Strategically, he said, accountants have to be very sensible with how they package and sell their services going forward.  

“I think with cloud technology and the integration of data and the collaboration of data, over time, maybe the next 12 months, we’re going to see accounting firms with more time and more capacity to be able to do other things,” Mr Holton said.

“There’s a lot of air in the industry around big data, around artificial intelligence, and around data analytics.

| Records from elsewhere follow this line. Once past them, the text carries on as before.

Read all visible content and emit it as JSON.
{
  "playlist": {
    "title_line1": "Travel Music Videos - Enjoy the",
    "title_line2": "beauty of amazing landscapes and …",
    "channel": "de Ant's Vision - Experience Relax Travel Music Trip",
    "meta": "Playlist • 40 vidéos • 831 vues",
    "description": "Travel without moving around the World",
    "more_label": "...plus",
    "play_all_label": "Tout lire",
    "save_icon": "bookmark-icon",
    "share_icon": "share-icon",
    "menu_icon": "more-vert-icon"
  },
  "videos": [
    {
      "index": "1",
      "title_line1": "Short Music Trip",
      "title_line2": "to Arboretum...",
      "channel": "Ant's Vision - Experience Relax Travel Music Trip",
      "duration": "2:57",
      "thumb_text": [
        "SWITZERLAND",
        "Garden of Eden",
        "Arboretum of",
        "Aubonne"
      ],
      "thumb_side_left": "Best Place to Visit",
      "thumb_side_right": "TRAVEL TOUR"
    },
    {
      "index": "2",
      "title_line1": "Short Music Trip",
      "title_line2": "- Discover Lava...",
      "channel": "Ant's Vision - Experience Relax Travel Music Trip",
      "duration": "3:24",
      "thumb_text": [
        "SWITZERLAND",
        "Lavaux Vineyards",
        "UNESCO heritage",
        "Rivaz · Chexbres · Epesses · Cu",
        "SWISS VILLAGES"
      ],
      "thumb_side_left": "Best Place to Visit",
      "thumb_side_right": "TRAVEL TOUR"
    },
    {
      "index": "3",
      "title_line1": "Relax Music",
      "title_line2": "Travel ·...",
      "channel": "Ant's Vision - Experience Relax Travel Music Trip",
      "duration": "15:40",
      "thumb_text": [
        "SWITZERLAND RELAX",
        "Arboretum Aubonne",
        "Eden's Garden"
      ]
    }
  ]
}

And whilst all of that is fantastic, what we’re not talking about is how do we sell that to a client.”

Organising an accountancy practice and engaging the right type of client won’t be an easy task, Mr Holton predicted.

“One of my greatest concerns is, and I’ve been in this industry for a while, is that there is so much software out there at the moment, everybody is saying ‘Buy me, buy me and become an adviser of the future’, and accountants are very good at buying stuff,” he said.

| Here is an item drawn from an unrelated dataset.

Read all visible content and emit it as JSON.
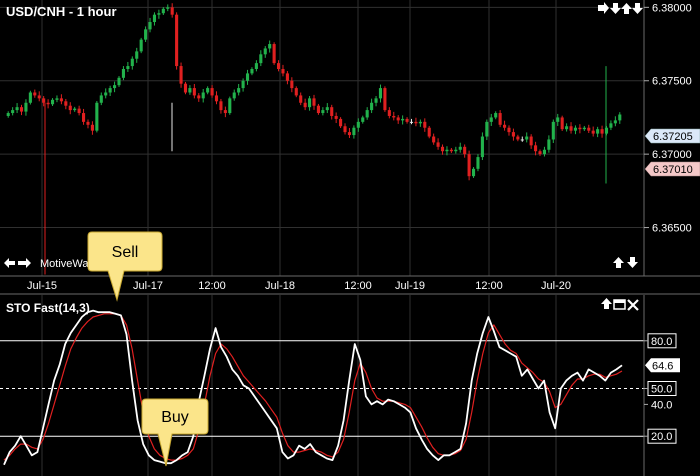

“But what it comes back to is how do you implement it; how do you systemise it; what processes and system resources do you need to dedicate; what people resources do you need to attract and/or develop on your firm; and then put the right structure in place to make it successful.”

Mr Holton opined that while this may all be overwhelming; accountants are already very familiar with change. He thinks comfort is the main problem generator. 

“I don’t think change is a major issue, I think comfort is the major issue. And that is, compliance is comfortable, it is profitable, we’re still doing it. Everyone is saying it’s going to be interrupted, it’s going to be moved or diminished, but there isn’t empirical evidence in Australia to back that up,” Mr Holton said.

He concluded that accounting practices need to start thinking about where they’re heading and where they want to be earning their money.

“Set some targets around challenges and diversification, because if the model is diversify in the future with technology and information and all these new initiatives, you need to consider future proofing,” Mr Holton said.